No, I'm suggesting something like this as a workaround:

tr < Yakusoku-6_attacker_detail_TTS-SSML-Espeak.txt '\n' ' ' | bin/larynx --ssml -v en-us

If the input all goes on one line into Larynx, it will be read correctly. This is intended to allow multiple sets of sentences to come in, like:

<speak>1st set of sentences</speak>
<speak>Next set of sentences</speak>
...

but I think with SSML, people will expect it to read the entire input at once.

OK, stripping the newline as it "reads the file.

$ tr < Yakusoku-6_attacker_detail_TTS-SSML-Espeak.txt '\n' ' ' | python3 -m larynx --ssml -v en-us

Works well, thanks

When do you think you will be adding to the SSML set to give increased control over the delivery?

What sorts of SSML tags do you think would be most useful?

TTS and SSML very new to me, with my background being more on computer-vision and DL to assess ecological impacts.

I guess it really comes back to interests and/or business case. Are you wanting to create a self-hosted TTS solution using ML technigues to provide alternatives to Azure or Google? Then I would follow their sub-sets of SSML. Otherwise if wanting to use for more specific cases, then honing the sub-set to what enhances that usage might be the preferred development direction.

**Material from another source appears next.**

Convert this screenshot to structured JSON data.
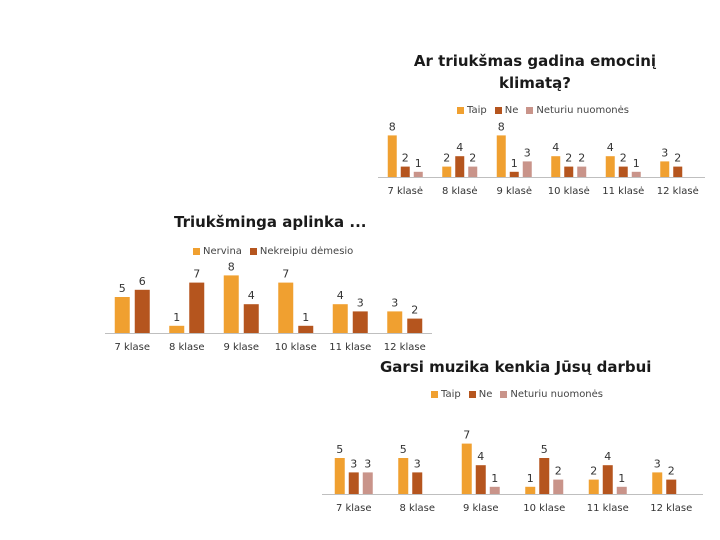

For my usage, based on https://www.w3.org/TR/speech-synthesis11/#S3.2, I think having control of the voice characteristics via "3.2.4 prosody Element" would be good.

Fixed the --ssml input mode in Larynx 1.1 (it now reads the entire input).

Regarding prosody, I can control the rate and volume with GlowTTS (Larynx's TTS model), but pitch and contour aren't something that can be changed in the model.